Titus Lucretius Carus was a Roman poet and philosopher, apparently resident in Rome itself. He is perhaps most famous for his atomistic view of the physical world (everything is built up from collections of indivisible particles). More importantly for our purposes, Lucretius expounded a similar theory to that of Empedocles, namely that originally a set of randomly composed monsters sprang up, of which only the fittest survived. However, whereas Empedocles described isolated limbs as the starting point, Lucretius described whole organisms with defective combinations of body parts (what we would now call congenital defects), so that his maladapted creatures were formed at the atomic level rather than at the macroscopic level of whole limbs. Also, in Lucretius' theory there was apparently no inter-species mingling of limbs, as there was in Empedocles' version.

These two related theories of zoogony appear to have lain dormant for a couple of thousand years, crushed under the iron fist of both Aristoteleanism and the early Christian era. Even into the 1900s, biology could be best described as being essentially an extension of Aristoteles' philosophical ideas (Mayr 1982). Nevertheless, slowly the idea of natural selection was re-introduced to biology, notably with the work of Étienne Geoffroy Saint-Hilaire (1772-1844), and culminating in the work Alfred Russel Wallace (1823-1913) and Charles Robert Darwin (1809-1882).

However, even after the introduction of this evolutionary idea, the focus was on the inheritance of morphological modifications, not on the admixture of parts inherited from different organisms; and so only half of Empedocles' ideas were accepted.

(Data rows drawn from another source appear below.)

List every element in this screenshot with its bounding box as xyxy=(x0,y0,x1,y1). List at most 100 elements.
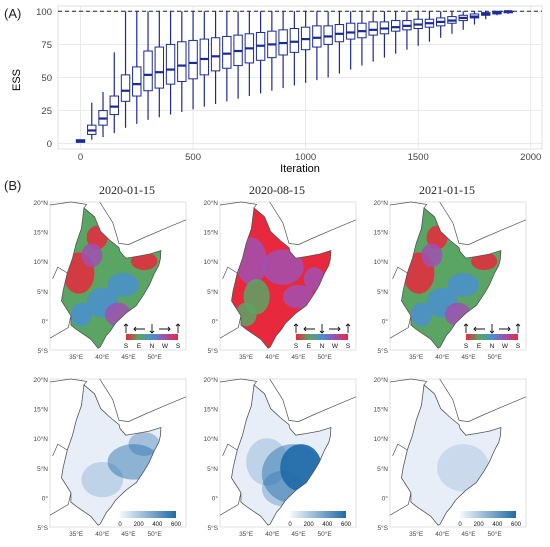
box xyxy=(424,11,435,42)
direction-letter: N xyxy=(490,343,495,350)
density-tick: 400 xyxy=(492,522,503,528)
latitude-label: 10°N xyxy=(373,435,388,443)
map-canvas: 20°N 15°N 10°N 5°N 0° 5°S 35°E 40°E 45°E 50°E S E N W… xyxy=(203,199,357,361)
coastline xyxy=(401,384,502,526)
box xyxy=(312,11,322,81)
density-tick: 0 xyxy=(118,522,122,528)
box xyxy=(402,11,412,50)
density-tick: 0 xyxy=(458,522,462,528)
latitude-label: 20°N xyxy=(203,376,218,384)
border-line xyxy=(269,378,357,422)
box xyxy=(357,11,367,66)
x-tick-label: 1000 xyxy=(295,152,316,163)
latitude-label: 5°S xyxy=(377,347,388,355)
border-line xyxy=(389,378,428,386)
latitude-label: 5°S xyxy=(207,347,218,355)
box xyxy=(210,11,221,104)
box-body xyxy=(199,38,210,76)
map-title-2: 2020-08-15 xyxy=(249,183,305,197)
direction-letter: W xyxy=(162,343,169,350)
direction-map-3: 20°N 15°N 10°N 5°N 0° 5°S 35°E 40°E 45°E 50°E S E N W… xyxy=(370,198,530,370)
latitude-label: 5°N xyxy=(377,465,388,473)
border-line xyxy=(49,315,72,339)
latitude-label: 5°N xyxy=(37,465,48,473)
box-body xyxy=(323,25,333,45)
direction-letter: N xyxy=(150,343,155,350)
latitude-label: 0° xyxy=(212,494,219,502)
direction-letter: S xyxy=(464,343,469,350)
map-title-1: 2020-01-15 xyxy=(99,183,155,197)
box xyxy=(503,10,513,14)
coastline xyxy=(61,384,162,526)
longitude-label: 40°E xyxy=(95,530,110,538)
box xyxy=(98,92,108,138)
density-tick: 400 xyxy=(322,522,333,528)
border-line xyxy=(49,201,88,209)
box xyxy=(244,11,255,97)
box xyxy=(199,11,210,107)
panel-a-label: (A) xyxy=(4,6,22,21)
box xyxy=(278,11,288,89)
box xyxy=(390,11,401,54)
box-body xyxy=(345,22,356,40)
x-tick-label: 2000 xyxy=(520,152,541,163)
density-legend: 0 200 400 600 xyxy=(118,511,182,528)
border-line xyxy=(269,201,357,245)
box xyxy=(379,11,390,58)
box xyxy=(368,11,378,62)
latitude-label: 5°S xyxy=(207,524,218,532)
box-body xyxy=(120,74,131,102)
latitude-label: 20°N xyxy=(33,199,48,207)
box xyxy=(300,11,311,83)
direction-letter: W xyxy=(332,343,339,350)
box xyxy=(458,11,468,30)
longitude-label: 40°E xyxy=(435,353,450,361)
longitude-label: 40°E xyxy=(265,353,280,361)
box xyxy=(289,11,300,86)
box-body xyxy=(165,43,176,85)
map-canvas: 20°N 15°N 10°N 5°N 0° 5°S 35°E 40°E 45°E 50°E 0 200… xyxy=(373,376,527,538)
box-body xyxy=(109,95,119,116)
box-body xyxy=(390,20,401,32)
box xyxy=(177,11,187,112)
longitude-label: 40°E xyxy=(95,353,110,361)
border-line xyxy=(49,378,88,386)
map-canvas: 20°N 15°N 10°N 5°N 0° 5°S 35°E 40°E 45°E 50°E 0 200… xyxy=(203,376,357,538)
density-map-3: 20°N 15°N 10°N 5°N 0° 5°S 35°E 40°E 45°E 50°E 0 200… xyxy=(370,375,530,547)
border-line xyxy=(49,492,72,516)
longitude-label: 40°E xyxy=(265,530,280,538)
y-tick-label: 100 xyxy=(36,7,52,18)
box xyxy=(222,11,232,102)
direction-letter: E xyxy=(477,343,482,350)
direction-letter: S xyxy=(516,343,521,350)
border-line xyxy=(389,492,412,516)
latitude-label: 0° xyxy=(382,317,389,325)
border-line xyxy=(439,201,527,245)
latitude-label: 15°N xyxy=(203,229,218,237)
box xyxy=(120,11,131,128)
latitude-label: 15°N xyxy=(373,229,388,237)
latitude-label: 10°N xyxy=(33,435,48,443)
latitude-label: 5°S xyxy=(37,347,48,355)
box-body xyxy=(188,39,198,80)
longitude-label: 35°E xyxy=(69,353,84,361)
direction-letter: E xyxy=(137,343,142,350)
latitude-label: 5°S xyxy=(37,524,48,532)
box xyxy=(109,52,119,134)
box xyxy=(435,11,446,38)
box xyxy=(132,11,142,124)
box-body xyxy=(289,28,300,53)
box xyxy=(323,11,333,78)
border-line xyxy=(219,201,258,209)
boxes xyxy=(75,10,513,143)
x-axis-label: Iteration xyxy=(280,163,320,175)
border-line xyxy=(219,492,242,516)
latitude-label: 20°N xyxy=(373,376,388,384)
box-body xyxy=(368,21,378,36)
longitude-label: 35°E xyxy=(239,530,254,538)
box xyxy=(165,11,176,115)
density-map-2: 20°N 15°N 10°N 5°N 0° 5°S 35°E 40°E 45°E 50°E 0 200… xyxy=(200,375,360,547)
border-line xyxy=(99,378,187,422)
box xyxy=(87,102,97,140)
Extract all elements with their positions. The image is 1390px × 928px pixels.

It took until the dawn of the 20th century for the Russian lichenologist Constantin Sergeevich Mereschkowsky (1855-1921) to first outline a cellular version of Empedocles' vision. It had recently been shown that lichens involve a symbiotic relationship between fungi and algae, very much along the lines first envisioned more than 2,200 years before. Mereschkowsky extended this idea to the sub-cellular level, with the explicit goal of explaining the evolutionary development of land plants from algae-like forms of life, postulating that chloroplasts originated as symbiotic blue-green algae. The German histologist Richard Altman (1852-1900) had already hinted that what we now call mitochondria (he called them bioblasts) are bacterial symbionts. It was some time later that the American anatomist Ivan Emanuel Wallin (1883-1969) published Symbionticism and the Origin of Species, in which he explicitly suggested that symbiotic bacteria have played a fundamental role in the evolution of species.

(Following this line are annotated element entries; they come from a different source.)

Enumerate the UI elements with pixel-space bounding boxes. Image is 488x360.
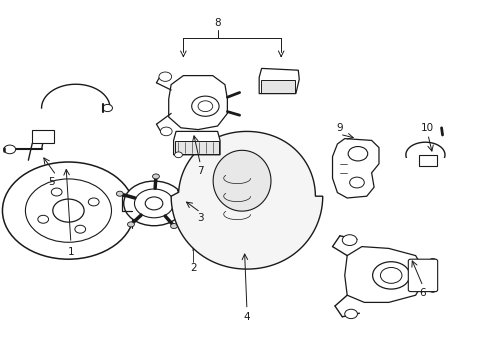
Polygon shape — [259, 68, 299, 94]
Circle shape — [342, 235, 356, 246]
Circle shape — [116, 191, 123, 196]
Circle shape — [102, 104, 112, 112]
Circle shape — [2, 162, 134, 259]
Polygon shape — [213, 150, 270, 211]
Circle shape — [174, 152, 182, 158]
Circle shape — [428, 287, 435, 292]
Text: 10: 10 — [421, 123, 433, 133]
Polygon shape — [344, 247, 422, 302]
Circle shape — [185, 194, 192, 199]
Polygon shape — [171, 131, 322, 269]
Circle shape — [4, 145, 16, 154]
Polygon shape — [173, 131, 220, 155]
Circle shape — [349, 177, 364, 188]
Circle shape — [170, 224, 177, 229]
Text: 9: 9 — [336, 123, 343, 133]
Circle shape — [123, 181, 184, 226]
Circle shape — [347, 147, 367, 161]
Text: 8: 8 — [214, 18, 221, 28]
Polygon shape — [175, 141, 218, 154]
Polygon shape — [168, 76, 227, 130]
Text: 2: 2 — [189, 263, 196, 273]
Circle shape — [428, 258, 435, 264]
Bar — [260, 80, 294, 93]
Text: 7: 7 — [197, 166, 203, 176]
Circle shape — [152, 174, 159, 179]
Bar — [418, 155, 436, 166]
Text: 5: 5 — [48, 177, 55, 187]
Circle shape — [191, 96, 219, 116]
Circle shape — [190, 187, 198, 193]
FancyBboxPatch shape — [407, 259, 437, 292]
Text: 1: 1 — [67, 247, 74, 257]
Polygon shape — [332, 139, 378, 198]
Text: 4: 4 — [243, 312, 250, 322]
Circle shape — [344, 309, 357, 319]
Text: 3: 3 — [197, 213, 203, 223]
Circle shape — [159, 72, 171, 81]
Text: 6: 6 — [419, 288, 426, 298]
Circle shape — [160, 127, 172, 136]
Circle shape — [190, 214, 198, 220]
Circle shape — [127, 222, 134, 227]
Circle shape — [372, 262, 409, 289]
Bar — [32, 130, 54, 143]
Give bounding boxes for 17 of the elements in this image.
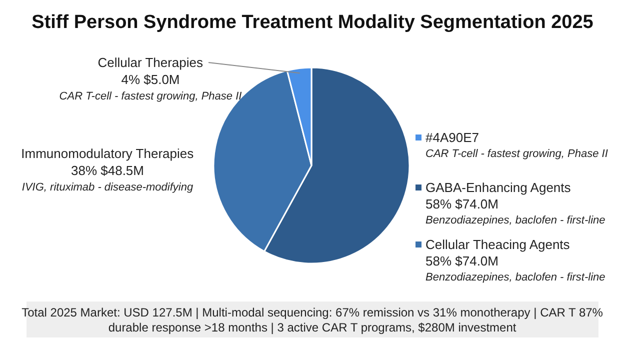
legend-label: GABA-Enhancing Agents [426,180,572,195]
slice-label: Cellular Therapies [98,55,204,70]
text: CAR T-cell - fastest growing, Phase II [426,148,608,160]
data-label: 58% $74.0M [426,196,498,212]
text: durable response >18 months | 3 active CAR T programs, $280M investment [108,320,517,334]
data-label: 4% $5.0M [121,72,180,87]
text: Benzodiazepines, baclofen - first-line [426,214,606,226]
text: Benzodiazepines, baclofen - first-line [426,272,606,284]
data-label: 38% $48.5M [71,163,144,178]
slice-label: Immunomodulatory Therapies [21,146,194,161]
text: Total 2025 Market: USD 127.5M | Multi-modal sequencing: 67% remission vs 31% monotherapy | CAR T 87% [22,306,604,320]
text: Cellular Theacing Agents [426,237,570,252]
chart-title: Stiff Person Syndrome Treatment Modality Segmentation 2025 [32,12,594,33]
text: CAR T-cell - fastest growing, Phase II [59,90,242,102]
text: IVIG, rituximab - disease-modifying [22,182,194,194]
text: 58% $74.0M [426,254,498,268]
text: #4A90E7 [426,130,479,145]
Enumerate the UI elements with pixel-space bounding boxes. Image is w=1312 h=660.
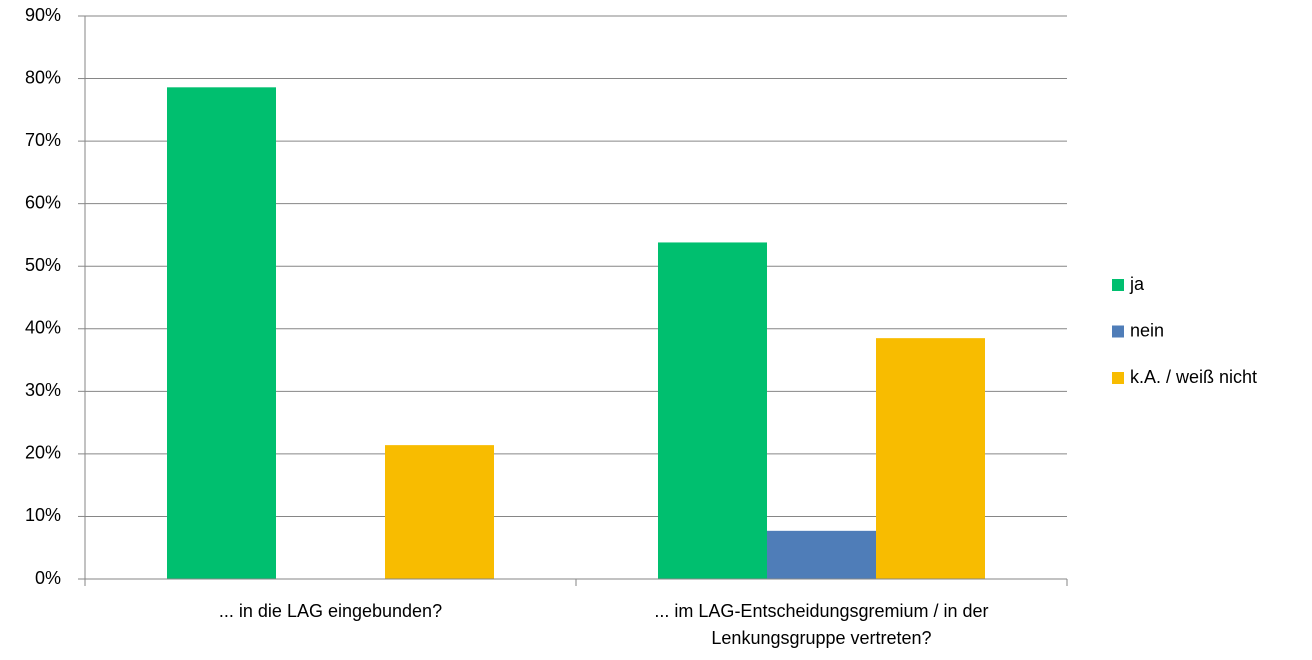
y-tick-label: 70% bbox=[25, 130, 61, 150]
bar bbox=[766, 530, 877, 579]
y-tick-label: 60% bbox=[25, 192, 61, 212]
y-tick-label: 40% bbox=[25, 318, 61, 338]
y-tick-label: 90% bbox=[25, 5, 61, 25]
x-tick-label: ... im LAG-Entscheidungsgremium / in der… bbox=[654, 601, 989, 648]
y-tick-label: 20% bbox=[25, 443, 61, 463]
legend-label: ja bbox=[1129, 274, 1145, 294]
bar bbox=[876, 338, 986, 579]
y-tick-label: 10% bbox=[25, 505, 61, 525]
legend-swatch bbox=[1112, 279, 1124, 291]
bar bbox=[385, 445, 495, 579]
legend-swatch bbox=[1112, 325, 1124, 338]
legend-label: k.A. / weiß nicht bbox=[1130, 367, 1257, 387]
y-tick-label: 30% bbox=[25, 380, 61, 400]
legend-label: nein bbox=[1130, 320, 1164, 340]
y-tick-label: 0% bbox=[35, 568, 61, 588]
y-tick-label: 50% bbox=[25, 255, 61, 275]
bar bbox=[657, 242, 767, 579]
bar bbox=[166, 87, 276, 580]
y-tick-label: 80% bbox=[25, 67, 61, 87]
legend-swatch bbox=[1112, 372, 1124, 384]
x-tick-label: ... in die LAG eingebunden? bbox=[218, 601, 443, 621]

This development culminated in the suggestion that genes themselves can be transferred between distant organisms, thus bringing thought down to the atomistic level envisioned by Lucretius. This revealed the hybrid nature of many genomes, even in situations where phenotypic admixture is not manifest. The first description of horizontal gene transfer is usually credited to Victor J. Freeman (in 1951), who demonstrated that the transfer of a viral gene into a bacterium could create a virulent strain from a non-virulent strain. Since then, lateral gene transfer has been widely reported as an important component of prokaryote evolution; and it has increasingly been reported in eukaryotes as well.

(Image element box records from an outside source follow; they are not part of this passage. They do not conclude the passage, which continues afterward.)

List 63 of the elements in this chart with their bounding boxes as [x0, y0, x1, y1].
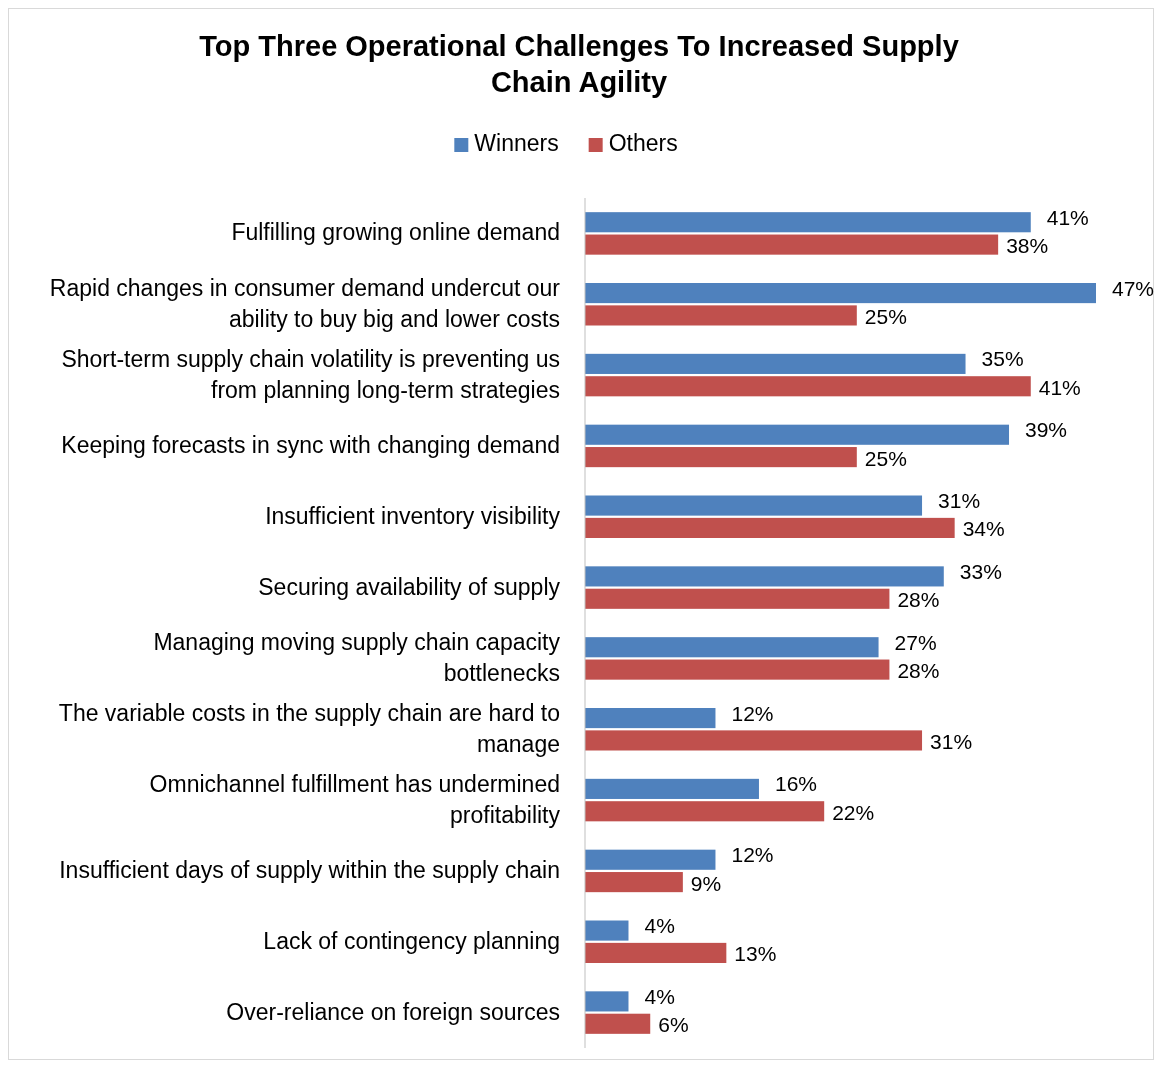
y-tick-label: Lack of contingency planning [263, 927, 560, 954]
bar [585, 588, 890, 609]
data-label: 47% [1112, 276, 1154, 300]
bar [585, 283, 1096, 304]
y-tick-label: Over-reliance on foreign sources [226, 998, 560, 1025]
bar [585, 424, 1010, 445]
bar [585, 708, 716, 729]
data-label: 25% [864, 446, 907, 470]
bar [585, 659, 890, 680]
bar [585, 212, 1031, 233]
data-label: 12% [731, 843, 774, 867]
data-label: 4% [644, 984, 675, 1008]
y-tick-label: Securing availability of supply [258, 573, 561, 600]
bar [585, 376, 1031, 397]
bar [585, 353, 966, 374]
bar [585, 447, 857, 468]
bar [585, 872, 683, 893]
data-label: 31% [938, 489, 981, 513]
bar [585, 517, 955, 538]
data-label: 16% [774, 772, 817, 796]
data-label: 35% [981, 347, 1024, 371]
y-tick-label: Managing moving supply chain capacity bottlenecks [153, 628, 561, 686]
data-label: 28% [897, 659, 940, 683]
data-label: 9% [690, 871, 722, 895]
data-label: 22% [832, 800, 875, 824]
data-label: 25% [864, 304, 907, 328]
y-tick-label: Rapid changes in consumer demand undercut our ability to buy big and lower costs [49, 274, 561, 332]
bar [585, 942, 727, 963]
data-label: 13% [734, 942, 777, 966]
bar [585, 991, 629, 1012]
data-label: 34% [962, 517, 1005, 541]
bar [585, 234, 999, 255]
data-label: 27% [894, 630, 937, 654]
chart-title: Top Three Operational Challenges To Increased Supply Chain Agility [199, 30, 959, 98]
data-label: 31% [930, 729, 973, 753]
data-label: 28% [897, 588, 940, 612]
bar [585, 1013, 651, 1034]
bar [585, 801, 825, 822]
y-tick-label: Insufficient inventory visibility [265, 502, 561, 529]
data-label: 33% [959, 559, 1002, 583]
y-tick-label: Omnichannel fulfillment has undermined profitability [149, 770, 561, 828]
data-label: 41% [1038, 375, 1081, 399]
data-label: 39% [1025, 418, 1068, 442]
data-label: 38% [1006, 234, 1049, 258]
y-tick-label: Keeping forecasts in sync with changing demand [61, 431, 560, 458]
legend-label: Others [608, 130, 678, 157]
data-label: 12% [731, 701, 774, 725]
bar [585, 566, 944, 587]
y-tick-label: The variable costs in the supply chain are hard to manage [58, 699, 560, 757]
bar [585, 849, 716, 870]
bar [585, 305, 857, 326]
data-label: 6% [658, 1013, 689, 1037]
bar [585, 637, 879, 658]
bar [585, 495, 923, 516]
y-tick-label: Insufficient days of supply within the supply chain [59, 856, 560, 883]
y-tick-label: Fulfilling growing online demand [231, 219, 560, 246]
bar [585, 730, 923, 751]
bar [585, 920, 629, 941]
legend-label: Winners [474, 130, 559, 157]
y-tick-label: Short-term supply chain volatility is preventing us from planning long-term strategies [61, 345, 560, 403]
data-label: 4% [644, 914, 675, 938]
bar [585, 778, 759, 799]
data-label: 41% [1046, 205, 1089, 229]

We have thus come full circle. Empedocles first introduced the theory of "survival of the fittest", which took nearly 2,300 years to be re-discovered by science, as well as outlining the basic concept of "horizontal gene transfer", which took an extra century for its renaissance.

All of the information presented here is factually correct. However, only on All Fool's Day can the facts be combined in this outrageous way, and such a history be told with a straight face.


Mayr E. (1982) The Growth of Biological Thought: Diversity, Evolution and Inheritance. Belknap Press, Cambridge MA.

Sedgley D. (2003) Lucretius and the new Empedocles. Leeds International Classical Studies 2.4.

Wilkins J.S. (2009) New work on lateral transfer shows that Darwin was wrong. ScienceBlogs Evolving Thoughts March 31 2009.